The county composting machine even has a name: Ecorich Elite II Composter. What might prove even more important is Eco’s identity as an industrial machine: a “Digester.” Marvel comics, take note.

Our dog-house-size composter doesn’t have a name. But sometimes I’m obliged to empty the compostable food scraps that have filled the jar next to the sink and dump the scraps into the composter in the back yard. And if there’s no one around to hear me, I shout, I lecture, I growl in what I hope is a tone that would frighten away wild animals, especially skunks.

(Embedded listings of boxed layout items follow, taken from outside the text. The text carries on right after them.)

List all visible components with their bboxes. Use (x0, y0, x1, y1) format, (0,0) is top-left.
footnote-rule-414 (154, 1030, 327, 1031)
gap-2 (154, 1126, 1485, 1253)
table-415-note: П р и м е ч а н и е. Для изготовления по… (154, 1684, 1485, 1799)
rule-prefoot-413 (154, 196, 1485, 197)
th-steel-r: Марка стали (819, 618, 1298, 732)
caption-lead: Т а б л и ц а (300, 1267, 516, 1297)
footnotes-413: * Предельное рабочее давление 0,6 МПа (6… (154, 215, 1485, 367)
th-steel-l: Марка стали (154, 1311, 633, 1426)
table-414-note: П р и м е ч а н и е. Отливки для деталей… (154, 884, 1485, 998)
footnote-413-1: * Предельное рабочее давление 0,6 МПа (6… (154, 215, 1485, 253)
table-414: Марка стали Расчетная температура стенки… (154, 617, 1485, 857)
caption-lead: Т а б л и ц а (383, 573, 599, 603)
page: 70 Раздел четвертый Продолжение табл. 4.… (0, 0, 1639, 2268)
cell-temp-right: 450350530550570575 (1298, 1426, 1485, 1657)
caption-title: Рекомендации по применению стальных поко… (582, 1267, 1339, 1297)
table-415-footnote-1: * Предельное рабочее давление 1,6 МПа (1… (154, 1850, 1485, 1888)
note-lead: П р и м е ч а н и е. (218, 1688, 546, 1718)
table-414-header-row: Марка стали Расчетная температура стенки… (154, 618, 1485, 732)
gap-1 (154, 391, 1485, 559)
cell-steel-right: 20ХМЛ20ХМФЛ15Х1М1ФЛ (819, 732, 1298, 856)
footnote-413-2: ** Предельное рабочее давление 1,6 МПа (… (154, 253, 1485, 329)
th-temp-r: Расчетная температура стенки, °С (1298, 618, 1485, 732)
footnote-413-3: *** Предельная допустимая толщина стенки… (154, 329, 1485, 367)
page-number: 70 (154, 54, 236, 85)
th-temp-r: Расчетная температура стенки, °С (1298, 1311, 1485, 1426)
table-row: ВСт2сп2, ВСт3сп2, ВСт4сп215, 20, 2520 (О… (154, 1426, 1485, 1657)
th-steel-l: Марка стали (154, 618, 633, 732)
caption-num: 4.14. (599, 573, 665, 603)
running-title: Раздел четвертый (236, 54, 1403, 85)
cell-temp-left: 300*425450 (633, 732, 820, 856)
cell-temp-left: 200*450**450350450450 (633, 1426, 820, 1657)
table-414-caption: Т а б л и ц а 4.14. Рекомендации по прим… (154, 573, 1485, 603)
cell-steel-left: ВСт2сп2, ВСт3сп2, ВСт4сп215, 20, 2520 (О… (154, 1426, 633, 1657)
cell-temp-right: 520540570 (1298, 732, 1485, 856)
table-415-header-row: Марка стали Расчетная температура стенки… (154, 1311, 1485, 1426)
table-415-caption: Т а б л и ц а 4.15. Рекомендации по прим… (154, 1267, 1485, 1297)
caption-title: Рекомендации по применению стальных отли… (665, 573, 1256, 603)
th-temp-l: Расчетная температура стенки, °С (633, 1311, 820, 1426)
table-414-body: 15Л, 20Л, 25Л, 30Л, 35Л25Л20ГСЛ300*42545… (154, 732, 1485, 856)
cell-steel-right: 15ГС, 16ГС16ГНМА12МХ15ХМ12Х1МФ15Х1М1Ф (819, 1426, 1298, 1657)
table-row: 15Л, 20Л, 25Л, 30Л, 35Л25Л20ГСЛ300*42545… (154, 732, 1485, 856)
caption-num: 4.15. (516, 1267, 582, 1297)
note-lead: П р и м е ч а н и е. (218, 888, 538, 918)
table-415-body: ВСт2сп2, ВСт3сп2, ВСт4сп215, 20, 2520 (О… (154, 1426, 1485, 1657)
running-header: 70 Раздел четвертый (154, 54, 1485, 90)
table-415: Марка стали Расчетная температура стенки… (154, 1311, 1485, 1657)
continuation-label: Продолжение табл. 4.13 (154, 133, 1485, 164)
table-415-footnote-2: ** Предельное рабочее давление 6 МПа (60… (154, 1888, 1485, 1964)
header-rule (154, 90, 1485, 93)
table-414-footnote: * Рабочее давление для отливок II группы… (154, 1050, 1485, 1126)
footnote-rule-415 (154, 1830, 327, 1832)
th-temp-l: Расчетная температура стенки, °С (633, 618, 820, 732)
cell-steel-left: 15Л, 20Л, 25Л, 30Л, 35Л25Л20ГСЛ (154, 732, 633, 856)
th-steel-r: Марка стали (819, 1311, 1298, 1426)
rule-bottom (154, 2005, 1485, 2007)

The extraction of scraps from the jar is followed by stirring the compost-in-progress, which is almost always warm. Don’t forget to mix in a thin blanket of leaves before you pop on the top of the composter in a way that avoids spilling rainwater or snow on your feet. All that and another day without skunks.

Eco, our county digester, cost $78,000. County officials believe funds from a grant from the state Department of Environmental Conservation may pay for the machine. There may be revenue from compost and savings from reduced hauling costs once the digester begins to operate at full capacity.

You will still have to separate your food scraps, though the list is comprehensive. Take the scraps to the nearest county transfer station and drop them off there.

If that were the only benefit we could expect, who cares? Make your own compost and put up with the smell the process produces. But here’s the news. Ecorich Elite II Composter process is odorless. At least humans can’t smell it.

It also vastly reduces the volume of food waste that can’t be composted. That should reduce the cost of hauling the non-compost away.

And please, just one more wonky thing: of all the technology packed inside Eco’s green metal shell, it’s Not what this machine offers that’s so important, it’s what the Eco Doesn’t do: It does Not release the potent greenhouse gas called methane.

Methane doesn’t last nearly as long as carbon does in the atmosphere but methane is a more potent greenhouse gas. Much of the methane being generated comes from agriculture in general, including rotting food. Methane also stays closer to the Earth than carbon pollution. If we could cut methane we might slow the rate of climate change.

Let’s face it, even if our digester works exactly as advertised it won’t noticeably change the methane trapped in the atmosphere. But it might change a few minds about the threat from climate change and our ability to slow it.

This big green digester comes from our very own planet. It signals that all of us can do something. Ecorich, the company that makes digesters, says it has sold more than 400 worldwide. But what if local governments could fund 400,000 across this country? Why not $4 million? Is that too much to spend​? People have to eat; they make scraps when they’re done eating. But if not methane-less compost, let’s hear some better ideas. They can be contagious.

In the meantime, congratulations to the county Department of Public Works and all the others who believed in this digester project and helped make it happen.